Siti Aisyah Pertanyakan Implementasi Putusan MK Soal Anggota Polri Aktif Ditempatkan di Instansi atau Kementerian Lain

”Kalau untuk polisi yang mengundurkan diri atau sudah pensiun (saat menduduki jabatan publik), kita semua tentu sepakat."
Senin, 08 Juni 2026 16:00 WIB Jurnalis - Effatha Gloria V.G. Tamburian

Jakarta, Gesuri.id - Anggota Komisi III DPR RI Fraksi PDI Perjuangan daerah pemilihan Riau II, Siti Aisyah, menyoroti implementasi Putusan Mahkamah Konstitusi (MK) terkait penempatan anggota Polri aktif di instansi atau kementerian lain saat mengikuti Rapat Dengar Pendapat Umum (RDPU) Komisi III DPR RI mengenai Rancangan Undang-Undang (RUU) tentang Perubahan atas Undang-Undang Nomor 2 Tahun 2002 tentang Kepolisian Negara Republik Indonesia (Polri).

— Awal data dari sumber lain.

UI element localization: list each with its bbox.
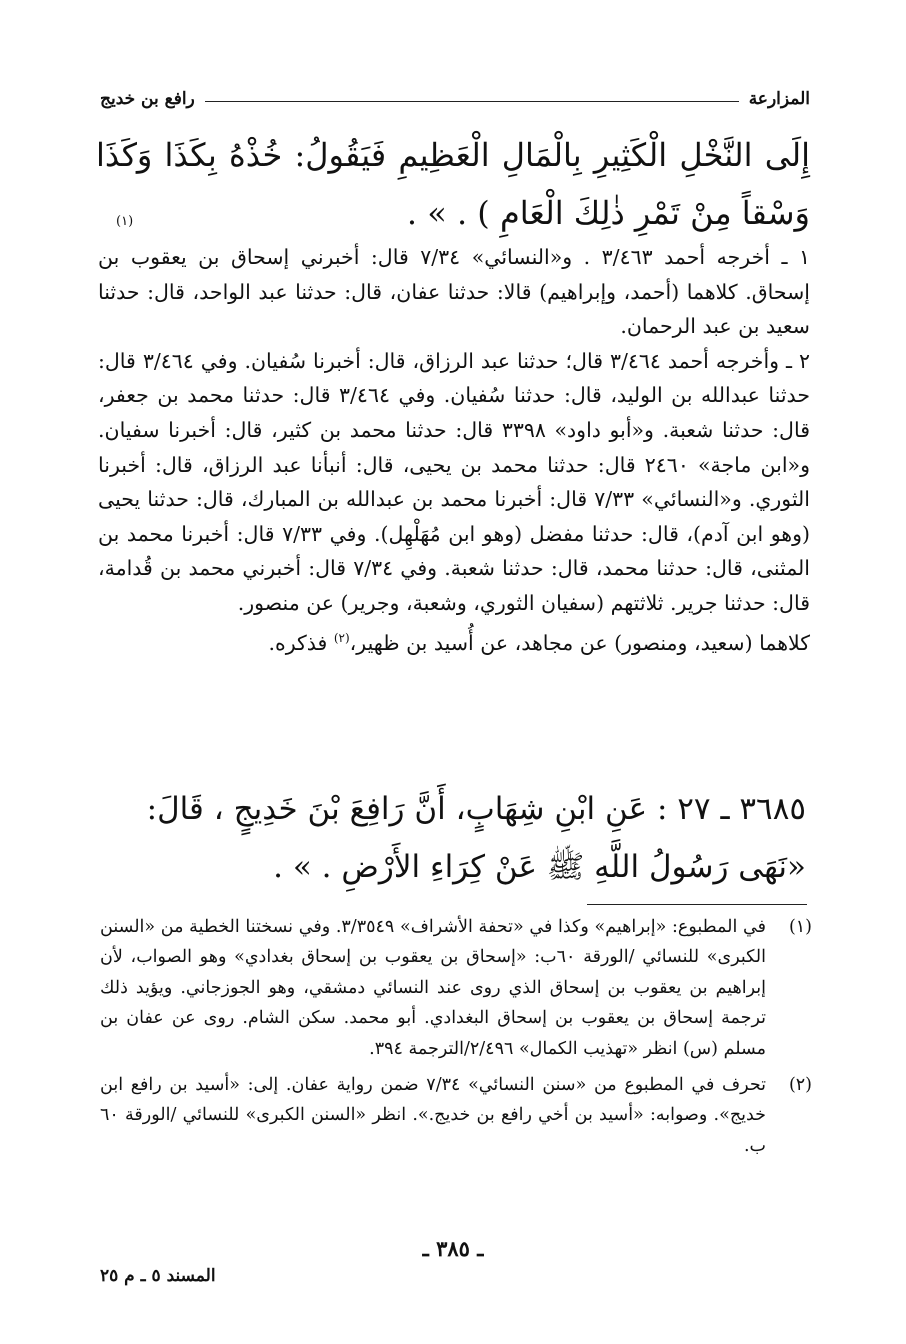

Kalau untuk polisi yang mengundurkan diri atau sudah pensiun (saat menduduki jabatan publik), kita semua tentu sepakat. Tetapi yang menjadi pertanyaan adalah bagi mereka yang statusnya masih polisi aktif, tetapi ditugaskan ke tempat lain, ujar Siti Aisyah di ruang rapat Komisi III DPR RI, dikutip Senin(8/6/2026).

Rapat yang dipimpin pimpinan Komisi III DPR RI tersebut menghadirkan sejumlah pakar akademisi, di antaranya Guru Besar Hukum Tata Negara Universitas Sebelas Maret (UNS) Agus Riwanto, akademisi Dr. Triana, dan Dr. Onje. Forum tersebut digelar untuk menghimpun masukan akademis terkait arah reformasi institusi kepolisian melalui revisi UU Polri.

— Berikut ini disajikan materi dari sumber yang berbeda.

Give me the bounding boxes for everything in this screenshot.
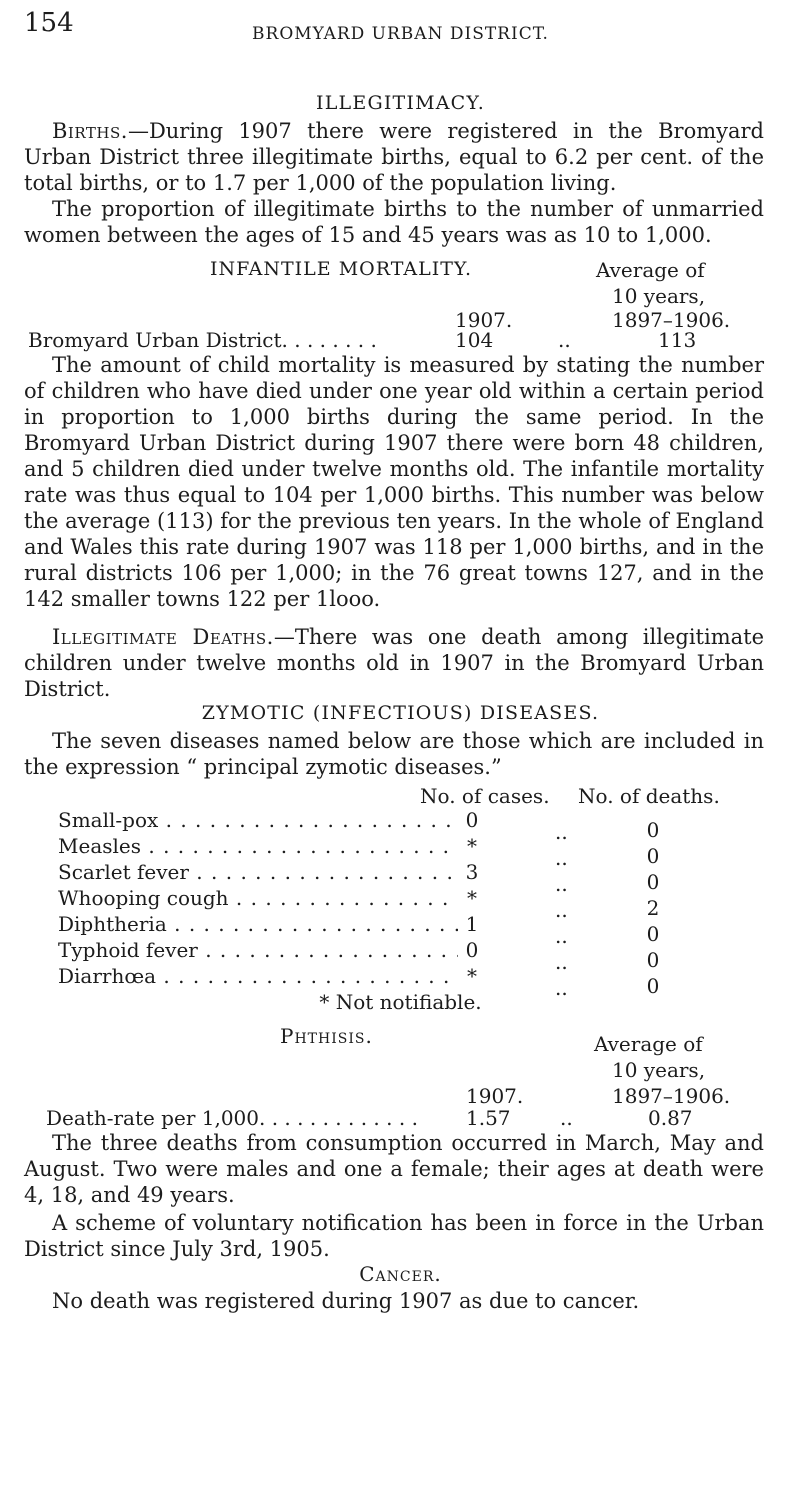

Dalam pandangannya, Siti Aisyah mengingatkan bahwa Putusan MK telah memberikan batasan mengenai penempatan anggota Polri aktif di luar institusi kepolisian. Menurutnya, anggota kepolisian hanya diperbolehkan menduduki jabatan di luar struktur Polri apabila posisi tersebut memiliki keterkaitan langsung dengan fungsi dan kompetensi utama kepolisian.

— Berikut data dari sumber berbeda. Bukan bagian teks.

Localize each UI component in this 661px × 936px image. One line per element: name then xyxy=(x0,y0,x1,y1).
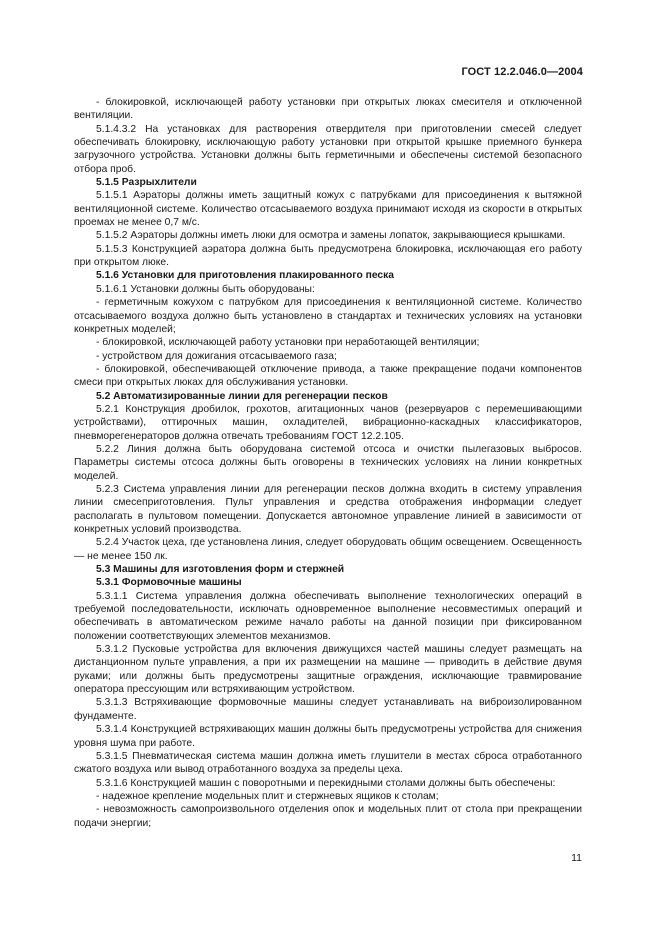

Ia menjelaskan bahwa berdasarkan UU Nomor 2 Tahun 2002, tugas pokok Polri meliputi pemeliharaan keamanan dan ketertiban masyarakat, penegakan hukum, serta perlindungan, pengayoman, dan pelayanan kepada masyarakat. Namun, definisi fungsi pelayanan tersebut kerap menimbulkan multitafsir sehingga memunculkan anggapan bahwa anggota Polri dapat ditempatkan di berbagai kementerian atau lembaga karena seluruh instansi pemerintah pada dasarnya memberikan pelayanan publik.